Buscar refúgio nos alimentos considerados “besteiras” virou uma rotina para todos. Cada vez mais estressadas com o momento vivenciado pela pandemia do novo coronavírus, as pessoas passaram a comprar mais alimentos recompensadores, buscando reconforto na alimentação. Resultado: o consumo dos alimentos ultraprocessados disparou e, assim, a ingestão de mais gordura, açúcar, sal, realçadores de sabor, conservantes, corantes e outros aditivos. Enquanto a indústria celebra, a população acaba por escolher mais os industrializados e menos os frescos e caseiros, mesmo com a grande oferta de legumes, frutas e outros produtos naturais no país. Durante o final de março e começo de abril, de acordo com a empresa Horus, o consumidor das cidades do Rio de Janeiro e São Paulo buscaram 55% mais uma lata de leite condensado nas prateleiras do mercado, enquanto o sorvete teve um aumento de 56% de procura.

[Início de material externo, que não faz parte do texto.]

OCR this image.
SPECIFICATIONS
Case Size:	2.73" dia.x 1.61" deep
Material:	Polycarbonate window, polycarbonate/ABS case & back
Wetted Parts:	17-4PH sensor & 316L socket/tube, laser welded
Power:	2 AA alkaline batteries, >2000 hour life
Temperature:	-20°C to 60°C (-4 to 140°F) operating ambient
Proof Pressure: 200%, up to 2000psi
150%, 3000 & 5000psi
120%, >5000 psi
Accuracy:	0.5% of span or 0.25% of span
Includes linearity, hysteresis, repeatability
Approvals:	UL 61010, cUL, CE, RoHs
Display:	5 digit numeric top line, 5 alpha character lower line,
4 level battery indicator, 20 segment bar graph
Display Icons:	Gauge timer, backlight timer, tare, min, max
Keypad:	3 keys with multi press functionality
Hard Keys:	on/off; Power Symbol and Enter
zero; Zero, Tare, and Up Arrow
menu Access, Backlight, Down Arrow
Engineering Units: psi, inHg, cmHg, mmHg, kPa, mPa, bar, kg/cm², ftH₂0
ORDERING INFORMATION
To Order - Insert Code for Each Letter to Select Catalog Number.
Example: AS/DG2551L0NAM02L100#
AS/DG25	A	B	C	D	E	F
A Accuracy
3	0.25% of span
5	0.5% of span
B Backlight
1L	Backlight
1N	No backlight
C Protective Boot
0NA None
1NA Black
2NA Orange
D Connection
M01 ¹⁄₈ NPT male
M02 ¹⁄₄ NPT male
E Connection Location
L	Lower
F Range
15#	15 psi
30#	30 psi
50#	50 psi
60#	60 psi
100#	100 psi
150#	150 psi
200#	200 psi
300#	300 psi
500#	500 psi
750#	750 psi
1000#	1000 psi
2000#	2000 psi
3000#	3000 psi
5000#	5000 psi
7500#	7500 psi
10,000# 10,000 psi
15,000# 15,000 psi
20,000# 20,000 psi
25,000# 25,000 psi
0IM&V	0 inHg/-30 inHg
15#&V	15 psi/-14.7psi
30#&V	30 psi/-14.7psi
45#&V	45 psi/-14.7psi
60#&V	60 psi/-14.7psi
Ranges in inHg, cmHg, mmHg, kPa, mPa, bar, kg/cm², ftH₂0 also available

Para Sophie Deram, nutricionista doutora da USP e autora best-seller “O Peso das Dietas”, o momento não é de se culpar pelo consumo das chamadas “comfort foods”.“Quando o prazer é proibido, a vontade aumenta”, conta Sophie, que acredita que a ansiedade causada pelo momento turbulento aumenta o consumo de alimentos com alto teor de gordura e açúcar. “Com a pandemia, todo mundo está mais tenso, mais ansioso. Por isso procuramos recompensa na comida. E não é o brócolis que traz essa compensação. São as comidas que têm gordura, açúcar e sal: nosso cérebro adora e elas fazem brilhar uma árvore de Natal na química do cérebro”.Qualidade dos ultraprocessadosMas enquanto os consumidores lutam para não descontar seus problemas na alimentação não planejada, a indústria comemora a alta do comércio dos alimentos ultraprocessados. Para a especialista, este tipo de produto já não é de qualidade e ainda pior no Brasil. “As multinacionais fazem, aqui, coisas que não poderiam fazer em outros lugares”, revela. A autora do best-seller “O Peso das Dietas”, da editora Sextante, defende a alimentação mais fresca e caseira, menos processada a fim de se evitar a adoção das chamadas “dietas da moda” que, segundo a nutricionista, são o gatilho perfeito para engordar. “Temos o direito de pleitear a melhoria na qualidade dos alimentos junto aos órgãos competentes, tanto os processados quanto os in natura. Mais vigilância sobre os agrotóxicos, mais alimentos in natura dentro dos processados e menos conservantes”, pontua. Mas, como poderia ser feita essa escolha por parte do consumidor? Sophie alerta que um dos grandes problemas está na legislação brasileira muito permissiva, que permite às empresas vender produtos não condizentes com o que está sendo apresentado ao consumidor, em suas propagandas e rótulos. “A embalagem do iogurte, por exemplo, traz a foto do morango, mas no produto quase não tem a fruta, apenas um xarope, um aroma”, conta. Para explicar a baixa qualidade dos alimentos ultraprocessados, a especialista usa como exemplo os produtos vendidos no continente europeu. “Se lá você pega o mesmo produto, da mesma empresa, ele vai ter de 8% a 10% de fruta. Ou seja, nosso país maravilhoso, em termos de diversidade de frutas, permite comercializar um produto com a imagem de uma fruta sem exigir a quantidade que seria correta”, lamenta Sophie.

Em uma sociedade que corre para poder cumprir sua rotina, em que pais trabalham fora e possuem altas contas a pagar, o trabalho doméstico acaba sendo algo fora de cogitação para a maioria dos brasileiros. Mas, para Sophie, há uma saída para a alimentação de maior qualidade. “É um desafio cozinhar, é verdade, mas é também uma questão de planejamento. Esse papel não deve ser somente das mães, mas também dos pais; temos que reorganizar a sociedade de acordo com os tempos atuais”, encerra.